Scriptural reasons to doubt the traditional interpretation of 1 Corinthians 14:34-35 and 1 Timothy 2:12

Let’s start by stipulating that if the apostle Paul wrote that women shouldn’t speak in church meetings, then they shouldn’t speak in church meetings. Paul had revelation direct from Christ. Paul knew what he was talking about. The question is whether we know what he’s talking about.

We should not interpret the bible by our feelings, but by comparing scripture with scripture. An accurate interpretation of one verse will not run afoul of another verse. God is reasonable and his word is reasonable. Therefore we can assume that scripture is coherent and consistent. This means we can double check our interpretations by comparing the necessary implications of our conclusions with the clear record of the bible.

1. Women have speaking roles in the church

We immediately notice that we can not give 1 Cor 14:34 its broadest possible interpretation. Other scriptures forbid us to think that women have no speaking role among the assembled church. The standout example here is prophecy. Prophecy is clearly a role given to both men and women (Acts 2:17) and is meant to be used in the church assembly, as well as elsewhere. (1 Cor 14:4)

The list of prophetesses in scripture is more than enough demonstrate God’s decision to call women to be among his spokesmen. It is also significantly shorter than the list of male prophets, and so there is no scriptural reason to look for equal representation in the church.

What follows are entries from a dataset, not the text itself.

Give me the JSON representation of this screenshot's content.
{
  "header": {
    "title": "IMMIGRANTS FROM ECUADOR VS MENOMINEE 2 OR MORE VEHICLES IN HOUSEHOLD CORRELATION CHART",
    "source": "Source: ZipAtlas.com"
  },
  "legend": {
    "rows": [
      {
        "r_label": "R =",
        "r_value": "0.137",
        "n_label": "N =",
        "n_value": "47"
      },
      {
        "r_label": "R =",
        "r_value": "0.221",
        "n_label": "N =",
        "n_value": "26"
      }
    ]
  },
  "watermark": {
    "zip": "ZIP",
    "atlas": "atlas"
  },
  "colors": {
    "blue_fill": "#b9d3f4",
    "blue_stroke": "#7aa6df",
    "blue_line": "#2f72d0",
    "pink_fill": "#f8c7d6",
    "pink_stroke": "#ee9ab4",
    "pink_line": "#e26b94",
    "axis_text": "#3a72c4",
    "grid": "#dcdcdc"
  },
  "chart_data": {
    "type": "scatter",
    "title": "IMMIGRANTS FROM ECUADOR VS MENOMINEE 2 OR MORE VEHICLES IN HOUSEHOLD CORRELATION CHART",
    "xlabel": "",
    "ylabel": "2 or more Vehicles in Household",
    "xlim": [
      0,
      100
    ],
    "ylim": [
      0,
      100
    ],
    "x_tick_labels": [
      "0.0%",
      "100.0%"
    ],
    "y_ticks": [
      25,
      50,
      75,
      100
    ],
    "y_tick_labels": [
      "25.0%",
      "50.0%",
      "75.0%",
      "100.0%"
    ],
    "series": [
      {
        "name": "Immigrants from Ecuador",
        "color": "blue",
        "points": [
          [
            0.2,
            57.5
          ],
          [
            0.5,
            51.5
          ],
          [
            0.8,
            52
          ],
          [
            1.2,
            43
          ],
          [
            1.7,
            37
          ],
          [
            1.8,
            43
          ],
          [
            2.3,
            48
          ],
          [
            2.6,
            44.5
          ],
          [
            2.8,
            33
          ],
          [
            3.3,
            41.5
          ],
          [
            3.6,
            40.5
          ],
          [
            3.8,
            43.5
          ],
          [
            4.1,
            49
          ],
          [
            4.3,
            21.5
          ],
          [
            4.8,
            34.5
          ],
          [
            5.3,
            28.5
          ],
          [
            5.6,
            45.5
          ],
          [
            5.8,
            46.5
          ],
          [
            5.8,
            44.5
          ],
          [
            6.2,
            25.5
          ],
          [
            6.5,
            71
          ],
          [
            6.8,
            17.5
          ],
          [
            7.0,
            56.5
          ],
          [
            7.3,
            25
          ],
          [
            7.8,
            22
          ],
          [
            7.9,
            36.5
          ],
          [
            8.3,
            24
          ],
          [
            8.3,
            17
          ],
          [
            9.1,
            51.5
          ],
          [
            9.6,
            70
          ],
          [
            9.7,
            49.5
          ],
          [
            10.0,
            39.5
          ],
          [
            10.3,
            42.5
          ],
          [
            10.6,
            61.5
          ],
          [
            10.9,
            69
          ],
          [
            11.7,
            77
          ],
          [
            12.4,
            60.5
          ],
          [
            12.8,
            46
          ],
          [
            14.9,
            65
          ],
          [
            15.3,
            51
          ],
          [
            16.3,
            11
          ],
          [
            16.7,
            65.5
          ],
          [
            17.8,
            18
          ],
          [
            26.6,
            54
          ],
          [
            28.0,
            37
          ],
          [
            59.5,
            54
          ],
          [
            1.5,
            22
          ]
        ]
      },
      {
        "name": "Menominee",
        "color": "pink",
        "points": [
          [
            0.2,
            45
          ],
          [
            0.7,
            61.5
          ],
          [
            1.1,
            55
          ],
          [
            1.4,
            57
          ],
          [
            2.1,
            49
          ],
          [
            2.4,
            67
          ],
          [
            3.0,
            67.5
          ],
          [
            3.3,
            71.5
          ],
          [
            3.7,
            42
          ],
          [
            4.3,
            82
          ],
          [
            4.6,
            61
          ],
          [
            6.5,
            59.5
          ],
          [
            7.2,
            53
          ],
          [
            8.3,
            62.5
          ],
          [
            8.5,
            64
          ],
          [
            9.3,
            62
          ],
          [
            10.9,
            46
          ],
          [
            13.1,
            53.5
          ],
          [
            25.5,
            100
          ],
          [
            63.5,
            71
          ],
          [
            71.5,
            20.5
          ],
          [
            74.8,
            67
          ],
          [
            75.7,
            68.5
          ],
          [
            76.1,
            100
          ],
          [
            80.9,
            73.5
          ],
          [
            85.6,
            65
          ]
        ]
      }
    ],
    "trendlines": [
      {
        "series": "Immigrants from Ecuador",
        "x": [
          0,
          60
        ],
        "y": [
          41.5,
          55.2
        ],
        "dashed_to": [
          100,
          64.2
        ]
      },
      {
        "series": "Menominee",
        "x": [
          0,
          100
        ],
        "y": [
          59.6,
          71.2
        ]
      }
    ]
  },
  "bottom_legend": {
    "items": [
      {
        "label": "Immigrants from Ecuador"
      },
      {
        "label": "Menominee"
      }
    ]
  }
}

2. There is no general authority of all men over all women

The use of authenteo in 1 Tim 2:12 is often taken to forbid women from exercising authority over men. The logic used to support this position is that women are less competent than men and that God’s created order of man first, then woman, means it is unseemly to have women ruling over men. There is an element of truth to each of these supporting claims. Women are weaker than their male counterparts. (1 Pet 3:7) God clearly placed the husband in authority over the wife. (Eph 5:23) The effect of these and other verses is not only that the roles of men and women complement one another, but that the role of the man is in many ways the greater of the two. This is why widows are an object of much compassion throughout scripture, while widowers are not. She needs him more than he needs her. His strength shelters her.

The question to ask is whether this can be generalized to say that no woman should have authority over any man. We can answer that question with a definite “no” by referring to scripture.

  • John 2:25 Mary in authority over servants
  • Judges 4:4 Deborah ruled Israel
  • Micah 6:4 Miriam was one of the leaders of Israel
  • Pro 1:8 sons are to heed the teaching received from their mothers
  • Pro 8:4 Wisdom, personified as a woman, calls for men to learn from her
  • Acts

3. Women have leadership roles in the church

Several women are named in the NT as having leadership roles in the early church.

  • Rom 16:1 Phebe, one of the ministers (deacon) of the Cenchrean church
  • Rom 16:3 Priscilla, a woman named as one of Paul’s co-workers
  • Rom 16:7 Junia, notable Christian, probably an apostle, imprisoned for her faith
  • Phi 4:2 Euodia and Synteche, leaders whose disagreement threatened the effectiveness of the church

Besides these, there are many women mentioned in ways that would suggest they were leaders and active in ministry. It is only by accepting “women can’t be leaders” as a rule of interpretation that these references are called into question. As an example, see Philemon 1:2, where we find Apphia, a female leader, mentioned along with male leaders, Philemon and Archippus.

4. Prophet is a position of great authority

According to 1 Cor 12:28, the position of prophet (or prophetess) is greater than that of teacher, although less than that of an apostle. This calls into question any framework that would attempt to explain how woman were called to prophecy while denying them authority in the church. It is simply not the case that teaching is a role of greater responsibility than prophesying.

5. The traditional view would transform inclusive passages of scripture into exclusive

1 Cor 14:34 is found in the midst of a passage instructing both men and women as to how to operate gifts in a church meeting. There are no markers suggesting that previous instruction concerns only men. Instead, the flow of the passage indicates that it is general and applies to men and women. For instance, verse 31 “you can all prophesy one by one, so that all may learn and all be encouraged,”. But if we interpret verse 34 as prohibiting women from speaking in a church meeting, we either have a conflict with verse 31, or else are forced to read such verses as excluding women. This is the most concerning implication arising from the traditional interpretation of these verses on women in the church. It invites, and virtually requires that we begin reinterpreting a variety of passages, without contextual warrant, as excluding women. These reinterpretations will have nothing more concrete to guide them than a vague sense of gender roles.

In summation, their are several strong scriptural reasons to question, and I dare say, to reject the traditional interpretation of 1 Corinthians 14:34-35 and 1 Timothy 2:12. The traditional view simply doesn’t fit with the rest of scripture.